You can check how much premium you have paid in the current financial year and how many National Insurance discounts you have received.

However, on this portal you will not receive an estimate of how much AOW you are entitled to.

If you prefer, you can also request a paper version with an overview of your contributions.

Can I unsubscribe from National Insurance?

Because National Insurance is automatically deducted from your wages, you cannot opt ​​out if you are employed or self-employed, are 16 years or older and earn above the minimum limit.

However, self-employed people must manage these payments themselves.

If you become self-employed, you must tell HMRC as soon as possible.

You must then complete your own tax return every year.

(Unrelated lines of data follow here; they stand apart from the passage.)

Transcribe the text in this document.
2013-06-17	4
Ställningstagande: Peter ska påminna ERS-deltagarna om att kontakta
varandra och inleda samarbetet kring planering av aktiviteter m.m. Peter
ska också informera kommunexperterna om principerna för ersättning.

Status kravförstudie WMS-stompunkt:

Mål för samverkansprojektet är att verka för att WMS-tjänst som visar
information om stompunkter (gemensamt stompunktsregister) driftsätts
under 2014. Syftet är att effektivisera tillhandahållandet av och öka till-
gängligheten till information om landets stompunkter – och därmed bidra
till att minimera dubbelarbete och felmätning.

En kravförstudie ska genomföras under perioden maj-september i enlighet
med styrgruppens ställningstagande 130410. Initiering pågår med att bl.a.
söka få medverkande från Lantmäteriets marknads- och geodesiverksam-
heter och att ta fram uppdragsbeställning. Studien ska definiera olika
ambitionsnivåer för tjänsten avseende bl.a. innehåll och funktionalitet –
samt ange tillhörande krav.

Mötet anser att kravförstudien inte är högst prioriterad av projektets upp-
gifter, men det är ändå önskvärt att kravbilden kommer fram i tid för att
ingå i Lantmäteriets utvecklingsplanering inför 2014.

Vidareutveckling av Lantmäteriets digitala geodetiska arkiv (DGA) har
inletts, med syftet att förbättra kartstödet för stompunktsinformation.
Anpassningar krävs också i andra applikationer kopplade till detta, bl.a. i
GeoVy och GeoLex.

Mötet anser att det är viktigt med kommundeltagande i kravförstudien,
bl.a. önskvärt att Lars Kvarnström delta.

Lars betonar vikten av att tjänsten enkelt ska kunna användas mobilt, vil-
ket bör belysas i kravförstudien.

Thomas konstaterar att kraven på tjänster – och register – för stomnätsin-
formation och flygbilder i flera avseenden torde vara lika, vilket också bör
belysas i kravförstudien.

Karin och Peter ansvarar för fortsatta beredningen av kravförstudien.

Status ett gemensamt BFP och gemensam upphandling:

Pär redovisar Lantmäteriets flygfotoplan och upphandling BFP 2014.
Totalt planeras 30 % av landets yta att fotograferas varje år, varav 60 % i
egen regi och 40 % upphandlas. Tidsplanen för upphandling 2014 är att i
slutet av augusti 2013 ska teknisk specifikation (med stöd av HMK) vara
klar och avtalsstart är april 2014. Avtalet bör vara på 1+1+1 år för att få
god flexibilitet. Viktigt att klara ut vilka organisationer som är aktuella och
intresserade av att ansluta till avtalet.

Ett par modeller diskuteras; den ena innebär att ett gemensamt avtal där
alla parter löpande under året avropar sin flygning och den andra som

This determines how much tax and national insurance you have to pay.

How do I submit a tax return?

To self-file a tax return, you must first register with HMRC, who will then provide you with a Unique Taxpayer Reference (UTR).

If you have to file a tax return and have not sent it before, you must register for the self-declaration no later than October 5.

You can do this by visiting www.gov.uk/register-for-self-assessment.

If you have previously registered and already have a UTR, you do not need to go through this step again.

Once you have your UTR, you can log in via the ‘Self Assessment tax return’ section of HMRC’s website by visiting www.gov.uk/log-in-file-self-assessment-tax-return.

You can then file your self-declaration tax return online.

The deadline for sending a return online is January 31 every year.

If you need a paper copy of the master tax return itself, please call HMRC on 03000 200 3610 and request an SA100 form.

The deadline for sending a return via a paper form is October 31st every year.

You must pay the tax due every year by midnight on January 31st.

HMRC will accept your payment on the date you make it, not the date it appears in the account.

If you file your tax return late, you will be fined by HMRC.